Perto do saber e nem sempre silenciosamente deixando isso evidente, Mollie é o contraponto a Hale. Lili Gladstone evidencia as nuances dessa mulher que se envolve genuinamente e é quem sofre, junto com sua família, as ações. A interpretação da atriz é minuciosa, baseada em olhares que traduzem a paixão, a dor e toda a complexidade de sentimentos nas relações estabelecidas entre o seu povo e os invasores daquela terra, entre ela e eles. Outras conexões também se mostram potentes através de sua marcante presença e elementos associados a mulher, como a própria maternidade.
Em paralelo, especialmente na figura de Tom White, vivido por Jesse Plemons, está a investigação de toda a violência que tenta acabar com a presença dos osage naquela região e reflete não só a ganância, mas também a vingança pela tomada de um espaço estruturalmente determinado. E há uma outra conotação igualmente dúbia quando se pensa nesse organismo de controle, dividido entre indivíduos que ganharam conotação na História com H maiúsculo.
Todos os caminhos que se definem, com tantos interesses e personalidades desdobradas e associadas aos quatro personagens, são costurados habilidosamente pelo diretor. Há significado tanto àquilo que está em cena quanto àquilo que se escolhe deixar fora de quadro; muito está dito no modo como os planos são elaborados, seja na disposição de elementos ou na elaboração do tempo. E há dor e significado, porque essa vontade de entender a origem da violência por trás da construção dos Estados Unidos, para além do indivíduo, se faz presente na obra de Scorsese.
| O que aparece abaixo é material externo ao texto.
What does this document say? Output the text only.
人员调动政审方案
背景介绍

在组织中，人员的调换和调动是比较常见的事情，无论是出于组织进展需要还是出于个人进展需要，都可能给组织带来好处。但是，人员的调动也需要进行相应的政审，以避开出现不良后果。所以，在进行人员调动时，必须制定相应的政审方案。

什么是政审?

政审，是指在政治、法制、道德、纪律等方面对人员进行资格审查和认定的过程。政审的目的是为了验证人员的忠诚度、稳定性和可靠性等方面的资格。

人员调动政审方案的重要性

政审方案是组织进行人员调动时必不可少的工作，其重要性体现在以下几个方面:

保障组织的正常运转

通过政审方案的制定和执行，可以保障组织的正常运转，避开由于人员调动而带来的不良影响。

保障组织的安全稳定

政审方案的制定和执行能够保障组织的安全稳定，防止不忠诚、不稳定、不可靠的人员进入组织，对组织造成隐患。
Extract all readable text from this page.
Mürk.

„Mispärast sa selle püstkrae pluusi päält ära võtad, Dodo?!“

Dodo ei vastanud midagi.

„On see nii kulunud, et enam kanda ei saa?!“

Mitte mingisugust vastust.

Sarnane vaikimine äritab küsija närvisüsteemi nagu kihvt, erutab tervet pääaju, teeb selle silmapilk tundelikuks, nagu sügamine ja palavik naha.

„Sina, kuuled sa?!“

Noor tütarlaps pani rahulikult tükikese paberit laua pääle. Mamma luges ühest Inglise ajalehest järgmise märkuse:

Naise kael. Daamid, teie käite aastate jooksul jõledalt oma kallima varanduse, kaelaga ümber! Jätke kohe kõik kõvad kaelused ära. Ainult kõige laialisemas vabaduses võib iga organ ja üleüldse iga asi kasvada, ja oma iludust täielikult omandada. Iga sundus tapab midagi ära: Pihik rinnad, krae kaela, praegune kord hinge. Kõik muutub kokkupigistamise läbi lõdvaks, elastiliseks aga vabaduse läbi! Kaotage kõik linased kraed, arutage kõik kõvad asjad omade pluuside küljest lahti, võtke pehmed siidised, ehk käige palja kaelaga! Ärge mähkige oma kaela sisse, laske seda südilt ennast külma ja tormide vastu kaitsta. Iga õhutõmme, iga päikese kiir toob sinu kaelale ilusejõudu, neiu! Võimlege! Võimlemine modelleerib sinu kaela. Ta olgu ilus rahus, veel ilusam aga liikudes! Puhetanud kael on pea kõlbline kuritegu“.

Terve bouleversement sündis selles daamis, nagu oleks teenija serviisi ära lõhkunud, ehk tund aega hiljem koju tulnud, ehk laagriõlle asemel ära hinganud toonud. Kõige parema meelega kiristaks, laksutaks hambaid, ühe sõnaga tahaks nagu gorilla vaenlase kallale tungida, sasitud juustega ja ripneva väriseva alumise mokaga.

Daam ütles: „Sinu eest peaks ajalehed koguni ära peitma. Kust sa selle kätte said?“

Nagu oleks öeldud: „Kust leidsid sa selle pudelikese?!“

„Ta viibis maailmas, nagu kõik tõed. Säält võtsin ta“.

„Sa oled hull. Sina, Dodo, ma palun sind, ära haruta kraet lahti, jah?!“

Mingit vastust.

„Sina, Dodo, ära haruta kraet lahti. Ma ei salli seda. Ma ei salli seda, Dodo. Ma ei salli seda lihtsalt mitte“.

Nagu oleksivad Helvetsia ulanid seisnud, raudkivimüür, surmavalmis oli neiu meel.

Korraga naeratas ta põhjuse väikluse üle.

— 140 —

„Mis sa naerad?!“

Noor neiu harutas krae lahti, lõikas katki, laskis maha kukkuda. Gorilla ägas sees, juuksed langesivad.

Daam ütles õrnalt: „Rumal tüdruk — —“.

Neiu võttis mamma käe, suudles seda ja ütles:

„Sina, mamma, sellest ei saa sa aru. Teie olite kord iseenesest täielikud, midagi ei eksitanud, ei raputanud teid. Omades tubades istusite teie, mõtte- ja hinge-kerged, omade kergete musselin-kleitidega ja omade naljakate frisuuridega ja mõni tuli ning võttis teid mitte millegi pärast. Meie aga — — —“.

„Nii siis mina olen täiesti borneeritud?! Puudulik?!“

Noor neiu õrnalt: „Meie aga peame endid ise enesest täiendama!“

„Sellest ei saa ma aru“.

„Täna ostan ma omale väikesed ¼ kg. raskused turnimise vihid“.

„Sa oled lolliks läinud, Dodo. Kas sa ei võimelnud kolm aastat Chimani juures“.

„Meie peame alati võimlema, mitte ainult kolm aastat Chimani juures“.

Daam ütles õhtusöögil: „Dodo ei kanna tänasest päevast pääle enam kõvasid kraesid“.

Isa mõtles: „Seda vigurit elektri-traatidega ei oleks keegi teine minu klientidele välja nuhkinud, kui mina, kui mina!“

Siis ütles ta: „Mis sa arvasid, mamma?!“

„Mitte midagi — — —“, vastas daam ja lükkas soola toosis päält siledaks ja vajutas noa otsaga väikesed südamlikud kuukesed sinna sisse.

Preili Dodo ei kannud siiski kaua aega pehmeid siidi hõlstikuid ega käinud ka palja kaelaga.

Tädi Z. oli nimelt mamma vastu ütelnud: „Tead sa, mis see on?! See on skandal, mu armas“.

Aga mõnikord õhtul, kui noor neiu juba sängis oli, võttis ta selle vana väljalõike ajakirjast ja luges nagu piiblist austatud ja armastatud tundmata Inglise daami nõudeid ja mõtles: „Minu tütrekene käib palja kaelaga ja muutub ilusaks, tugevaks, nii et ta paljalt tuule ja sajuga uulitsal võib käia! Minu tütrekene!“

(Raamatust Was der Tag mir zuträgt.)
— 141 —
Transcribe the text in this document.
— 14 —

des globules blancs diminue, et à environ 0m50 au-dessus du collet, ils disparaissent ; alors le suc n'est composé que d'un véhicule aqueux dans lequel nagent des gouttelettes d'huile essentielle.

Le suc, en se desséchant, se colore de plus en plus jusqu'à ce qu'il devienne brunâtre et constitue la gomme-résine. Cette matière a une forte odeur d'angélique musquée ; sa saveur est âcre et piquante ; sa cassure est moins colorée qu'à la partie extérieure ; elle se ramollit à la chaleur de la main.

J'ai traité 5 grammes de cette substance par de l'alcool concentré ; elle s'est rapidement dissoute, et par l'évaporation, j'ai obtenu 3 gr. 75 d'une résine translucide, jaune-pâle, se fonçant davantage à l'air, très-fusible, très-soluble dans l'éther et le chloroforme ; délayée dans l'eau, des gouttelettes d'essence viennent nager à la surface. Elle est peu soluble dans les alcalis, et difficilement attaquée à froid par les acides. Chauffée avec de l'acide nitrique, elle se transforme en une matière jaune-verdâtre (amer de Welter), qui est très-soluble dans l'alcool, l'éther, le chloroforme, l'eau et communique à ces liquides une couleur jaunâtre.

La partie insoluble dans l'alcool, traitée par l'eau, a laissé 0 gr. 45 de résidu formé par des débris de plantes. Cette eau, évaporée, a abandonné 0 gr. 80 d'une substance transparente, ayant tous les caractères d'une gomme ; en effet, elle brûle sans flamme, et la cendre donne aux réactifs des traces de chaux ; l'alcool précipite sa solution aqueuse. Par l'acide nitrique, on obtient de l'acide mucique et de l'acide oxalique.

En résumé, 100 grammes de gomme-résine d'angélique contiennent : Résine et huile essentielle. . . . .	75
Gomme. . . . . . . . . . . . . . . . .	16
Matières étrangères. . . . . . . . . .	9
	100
Aqui, olhando para novas questões que definem e determinam pontos cruciais de uma sociedade e sua história.
O modo como o diretor lida com o tempo e concatena os eventos faz a tensão da trama se manter pelas suas tão faladas mais de 3h de duração de Assassinos da Lua das Flores sem que se sinta o tempo passar. Passando por tantas maneiras de filmar e contar uma história, tudo está no lugar e há todo um cuidado ao estabelecer a dinâmica entre os personagens, fazendo com que eles cresçam a cada detalhe ressaltado. Mantendo-se perto de si mesmo, citando-se estilísticamente, Scorsese cria, recria e ainda se coloca em cena, numa nova ruptura, para contar o desfecho dessa história e falar das marcas do passado, daquilo que se sustenta até os dias de hoje, ainda que não se olhe para isso.